Sunday, September 8, 2013

Why Journalists and Public Relations Experts are "frenemies" and partners

Public Relations and Journalism: Corporate Partners

Obamacare and The War on Terror are two prime examples of Public Relation's partnership with journalism. Both phrases were consistently used as headlines and topics on news stories around America. PR created the phrases and helped create a perception of each issue, and journalists reinforced the image1 . The healthcare plan is actually an age old effort of senators like the late Ted Kennedy, who stated that he would devote his life to its passage (it was passed soon after his death in 2009)2.  Journalists picked up on the name, either in order to give credit for its passage to Obama or to attach a negative connotation to the bill. The War on Terror was called so in order to encourage public support of a war in the Middle East. When Jayson Blair caused a scandal at the New York Times, and when newspapers feel that people are not reading and enjoying what they read, they needed PR. This article demonstrated  that PR started working in conjunction with journalism, the importance of a partnership to PR and journalism, and that the future of newspapers rest on their partnership and yet independence from public relations.

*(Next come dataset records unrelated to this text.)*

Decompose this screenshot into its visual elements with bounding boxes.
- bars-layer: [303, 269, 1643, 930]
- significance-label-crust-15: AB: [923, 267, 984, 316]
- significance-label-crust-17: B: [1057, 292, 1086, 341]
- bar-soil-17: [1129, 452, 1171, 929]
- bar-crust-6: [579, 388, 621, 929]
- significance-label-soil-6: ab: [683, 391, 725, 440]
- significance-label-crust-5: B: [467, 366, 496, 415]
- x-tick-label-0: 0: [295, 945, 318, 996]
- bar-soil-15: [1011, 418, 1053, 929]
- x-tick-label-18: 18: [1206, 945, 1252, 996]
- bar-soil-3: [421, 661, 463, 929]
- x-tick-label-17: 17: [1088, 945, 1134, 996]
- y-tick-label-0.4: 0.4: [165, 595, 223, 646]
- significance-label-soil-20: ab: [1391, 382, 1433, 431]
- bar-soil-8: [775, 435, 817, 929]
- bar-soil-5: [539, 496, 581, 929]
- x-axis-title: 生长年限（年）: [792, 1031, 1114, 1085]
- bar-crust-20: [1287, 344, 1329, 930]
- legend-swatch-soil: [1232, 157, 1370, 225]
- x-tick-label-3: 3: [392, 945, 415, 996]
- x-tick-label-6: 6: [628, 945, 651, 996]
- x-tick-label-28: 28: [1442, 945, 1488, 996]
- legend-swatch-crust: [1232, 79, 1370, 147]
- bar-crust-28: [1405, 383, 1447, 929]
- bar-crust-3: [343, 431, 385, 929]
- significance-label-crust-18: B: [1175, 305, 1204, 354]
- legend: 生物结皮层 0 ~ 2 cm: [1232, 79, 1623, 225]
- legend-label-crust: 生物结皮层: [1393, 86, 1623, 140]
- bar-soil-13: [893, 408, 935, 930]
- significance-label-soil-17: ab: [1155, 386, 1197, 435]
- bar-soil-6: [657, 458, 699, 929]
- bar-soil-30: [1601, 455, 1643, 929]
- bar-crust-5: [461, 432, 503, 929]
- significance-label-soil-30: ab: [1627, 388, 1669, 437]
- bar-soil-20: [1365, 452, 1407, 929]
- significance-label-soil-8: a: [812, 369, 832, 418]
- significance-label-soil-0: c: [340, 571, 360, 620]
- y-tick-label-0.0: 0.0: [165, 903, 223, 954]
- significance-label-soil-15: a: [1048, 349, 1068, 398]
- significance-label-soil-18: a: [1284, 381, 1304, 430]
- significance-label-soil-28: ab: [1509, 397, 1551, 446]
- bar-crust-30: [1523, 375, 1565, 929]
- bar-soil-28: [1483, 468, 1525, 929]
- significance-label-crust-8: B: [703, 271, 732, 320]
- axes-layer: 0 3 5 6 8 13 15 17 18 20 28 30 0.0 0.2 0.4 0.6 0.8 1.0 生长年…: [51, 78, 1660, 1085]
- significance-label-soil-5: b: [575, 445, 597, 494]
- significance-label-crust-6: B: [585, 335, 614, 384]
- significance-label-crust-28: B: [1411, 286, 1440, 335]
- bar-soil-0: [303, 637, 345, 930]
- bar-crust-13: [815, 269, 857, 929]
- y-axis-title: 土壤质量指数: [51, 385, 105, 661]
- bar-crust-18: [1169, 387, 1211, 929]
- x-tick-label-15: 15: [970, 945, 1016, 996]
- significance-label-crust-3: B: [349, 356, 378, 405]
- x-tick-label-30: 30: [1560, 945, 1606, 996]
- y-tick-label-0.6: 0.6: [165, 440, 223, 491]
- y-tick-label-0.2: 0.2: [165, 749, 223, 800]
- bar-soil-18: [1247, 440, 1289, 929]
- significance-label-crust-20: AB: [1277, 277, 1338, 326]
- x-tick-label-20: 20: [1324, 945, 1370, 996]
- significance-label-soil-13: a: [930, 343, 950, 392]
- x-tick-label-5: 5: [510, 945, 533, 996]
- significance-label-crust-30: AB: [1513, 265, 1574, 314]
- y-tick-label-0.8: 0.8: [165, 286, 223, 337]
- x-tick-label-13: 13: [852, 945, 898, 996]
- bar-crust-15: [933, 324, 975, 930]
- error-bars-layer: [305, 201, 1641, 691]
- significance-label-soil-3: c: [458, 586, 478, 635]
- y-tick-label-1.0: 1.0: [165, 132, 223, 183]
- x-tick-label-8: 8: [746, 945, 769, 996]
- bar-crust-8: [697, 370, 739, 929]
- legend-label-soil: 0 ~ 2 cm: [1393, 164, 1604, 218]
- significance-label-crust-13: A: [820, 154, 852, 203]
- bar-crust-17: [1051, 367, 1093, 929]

In both instances it is important to see the thin line separating PR and journalism. It is the false pride of some practitioners in both areas that sometimes does not allow credit to be given to the other. PR can help journalism weather the tough economic climate. As an Advertising and Public Relations major and a journalism minor, I recognize how closely connected both areas are and how many of the skills are closely related. The story documented that PR began with former journalist Ivy Lee tipping reporters on a train wreck. With World War I "publicity agents" helped the government to educate American's on the war through press releases.

PR needs journalism, and journalism needs PR. People should not see them as competing industries, but as industries that both work to get information to large amounts of people at the same time. Due to PR's quick evolution online they have recently grown much faster than the newspaper industry has. However, that does not mean that journalism will not be able to recover. People are beginning to become interested in politics and world affairs and again, and that is due to the efforts of both industries.

Though I have stressed the partnership between the two, I also must stress that they still remain separate. Similar to how a married couple becomes one, yet still has separate ideas, dreams and identities. Journalism should not become a paid market simply to sell a framed story. They are to report the truth no matter what company or entity it may affect negatively. PR and newspapers should help each other survive without one overrunning the other. John Sullivan on Pro Publica noted that "the rise of the "publicity agent" created deep concern among the nation's leaders, who distrusted a middleman inserting itself and shaping messages between government and the public." People trust the newspaperman in some areas more and the pr agent is some areas more. The bottom line is that the truth should reign in the partnership between PR and journalism.